Oleh: Ayu Ratih
TATKALA ku datangi sebuah cermin, tampak sosok yang sudah lama ku kenali. Namun aneh, sesungguhnya aku belum mengenal siapa yang ku lihat. Tatkala ku tatap wajah, hatiku bertanya-tanya. Apakah wajah ini yang kelak akan bercahaya, bersinar indah di syurga sana? Ataukah wajah ini yang akan hangus legam di neraka Jahanam?
Tatkala ku tatap mataku, galau hatiku bertanya. Mata inikah yang akan menatap penuh kelezatan dan kerinduan menatap Allah, menatap Rasulullah, menatap kekasih Allah kelak? Ataukah mata ini yang akan terbeliak, melotot, terbuai menatap neraka jahanam?
BACA JUGA: Catatan di Depan Cermin
Wahai mata, apa gerangan yang kau tatap selama ini?
Tatkala ku tatap mulut, apakah mulut ini yang akan mendesah penuh kerinduan mengucap LAAILAHA ILLALLAH saat malaikat maut datang menjemput?

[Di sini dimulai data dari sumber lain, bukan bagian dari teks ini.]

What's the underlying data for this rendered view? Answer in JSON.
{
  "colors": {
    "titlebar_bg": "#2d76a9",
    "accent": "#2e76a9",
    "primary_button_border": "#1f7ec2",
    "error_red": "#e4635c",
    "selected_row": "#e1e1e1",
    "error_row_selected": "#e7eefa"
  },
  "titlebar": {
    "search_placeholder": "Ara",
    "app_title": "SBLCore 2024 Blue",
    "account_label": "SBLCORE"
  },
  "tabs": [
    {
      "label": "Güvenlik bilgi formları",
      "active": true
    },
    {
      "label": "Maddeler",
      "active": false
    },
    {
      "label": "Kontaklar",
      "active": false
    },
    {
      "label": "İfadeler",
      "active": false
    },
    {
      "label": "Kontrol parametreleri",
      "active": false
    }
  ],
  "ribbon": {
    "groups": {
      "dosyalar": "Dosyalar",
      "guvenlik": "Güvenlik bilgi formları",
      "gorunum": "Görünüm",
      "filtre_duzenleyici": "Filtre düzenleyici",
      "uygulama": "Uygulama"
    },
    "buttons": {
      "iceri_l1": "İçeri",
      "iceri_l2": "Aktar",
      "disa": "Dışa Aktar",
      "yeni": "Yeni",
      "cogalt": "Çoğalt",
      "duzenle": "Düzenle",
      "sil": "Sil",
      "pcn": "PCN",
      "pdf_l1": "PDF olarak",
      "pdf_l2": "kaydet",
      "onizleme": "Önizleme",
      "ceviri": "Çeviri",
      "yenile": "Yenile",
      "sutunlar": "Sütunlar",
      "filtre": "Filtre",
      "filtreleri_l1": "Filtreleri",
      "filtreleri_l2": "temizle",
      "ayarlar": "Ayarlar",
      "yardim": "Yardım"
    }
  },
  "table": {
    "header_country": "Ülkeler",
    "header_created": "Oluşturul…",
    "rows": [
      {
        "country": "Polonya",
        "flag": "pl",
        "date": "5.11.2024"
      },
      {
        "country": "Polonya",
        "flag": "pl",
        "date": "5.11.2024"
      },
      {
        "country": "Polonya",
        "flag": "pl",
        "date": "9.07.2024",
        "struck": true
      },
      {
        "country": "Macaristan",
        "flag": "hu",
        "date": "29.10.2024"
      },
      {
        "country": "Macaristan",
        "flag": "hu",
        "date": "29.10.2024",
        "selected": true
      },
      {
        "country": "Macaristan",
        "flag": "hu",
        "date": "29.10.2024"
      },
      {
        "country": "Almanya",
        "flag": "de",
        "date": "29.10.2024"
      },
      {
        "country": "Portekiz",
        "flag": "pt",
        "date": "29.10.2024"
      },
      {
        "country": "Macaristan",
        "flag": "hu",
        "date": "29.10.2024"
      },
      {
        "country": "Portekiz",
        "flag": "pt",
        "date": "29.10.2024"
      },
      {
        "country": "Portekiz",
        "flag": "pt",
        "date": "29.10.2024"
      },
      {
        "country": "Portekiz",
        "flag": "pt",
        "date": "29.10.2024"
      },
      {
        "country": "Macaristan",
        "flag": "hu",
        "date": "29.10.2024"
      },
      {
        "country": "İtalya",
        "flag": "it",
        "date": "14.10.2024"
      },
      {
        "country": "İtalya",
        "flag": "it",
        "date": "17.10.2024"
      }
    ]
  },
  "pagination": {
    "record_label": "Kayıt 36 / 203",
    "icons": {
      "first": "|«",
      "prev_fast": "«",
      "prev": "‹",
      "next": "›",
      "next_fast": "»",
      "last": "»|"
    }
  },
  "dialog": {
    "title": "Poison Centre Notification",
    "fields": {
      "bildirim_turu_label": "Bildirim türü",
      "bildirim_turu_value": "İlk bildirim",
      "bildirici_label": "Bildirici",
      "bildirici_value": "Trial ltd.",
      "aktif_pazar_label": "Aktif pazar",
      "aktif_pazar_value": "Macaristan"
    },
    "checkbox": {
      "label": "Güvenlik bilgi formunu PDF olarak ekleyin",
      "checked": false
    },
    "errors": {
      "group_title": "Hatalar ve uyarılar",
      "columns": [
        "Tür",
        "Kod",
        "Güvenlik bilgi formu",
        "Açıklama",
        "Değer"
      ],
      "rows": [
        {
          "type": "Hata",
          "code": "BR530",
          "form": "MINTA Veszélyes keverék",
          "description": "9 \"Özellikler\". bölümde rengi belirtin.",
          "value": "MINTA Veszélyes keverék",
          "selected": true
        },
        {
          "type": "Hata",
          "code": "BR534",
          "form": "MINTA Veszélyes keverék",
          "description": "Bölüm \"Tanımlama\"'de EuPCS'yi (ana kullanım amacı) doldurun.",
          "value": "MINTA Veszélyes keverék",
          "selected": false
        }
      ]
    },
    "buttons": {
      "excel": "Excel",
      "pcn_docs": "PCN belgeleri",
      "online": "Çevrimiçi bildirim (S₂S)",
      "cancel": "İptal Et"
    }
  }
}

Ataukah menganga dengan lidah terjulur dengan lengking jeritan pilu, yang akan menggugah sendi-sendi setiap pendengar? Ataukah menjadi mulut pemakan buah zaqqum Jahanam, yang getir menghunus penghancur usus?
Apa yang engkau ucapkan wahai mulut yang malang?
Berapa banyak hari yang remuk dengan pisau kata-katamu yang mengiris tajam? Berapa banyak kata-kata yang manis semanis madu yang engkau ucapkan untuk menipu?
Betapa jarang engkau jujur, betapa langkanya engkau menyebut nama Tuhanmu dengan tulus, betapa jarangnya engkau syahdu memohon agar Tuhanmu mengampuni segala dosa yang telah kau perbuat.
Tatkala kutatap tubuhku, apakah tubuh ini yang kelak kan penuh cahaya, bersinar, bersukacita, bercengkerama di surga sana?
Ataukah tubuh yang akan tercabik-cabik hancur mendidih di dalam lahar membara Jahanam, terpasung tanpa ampun, derita yang takkan pernah berakhir.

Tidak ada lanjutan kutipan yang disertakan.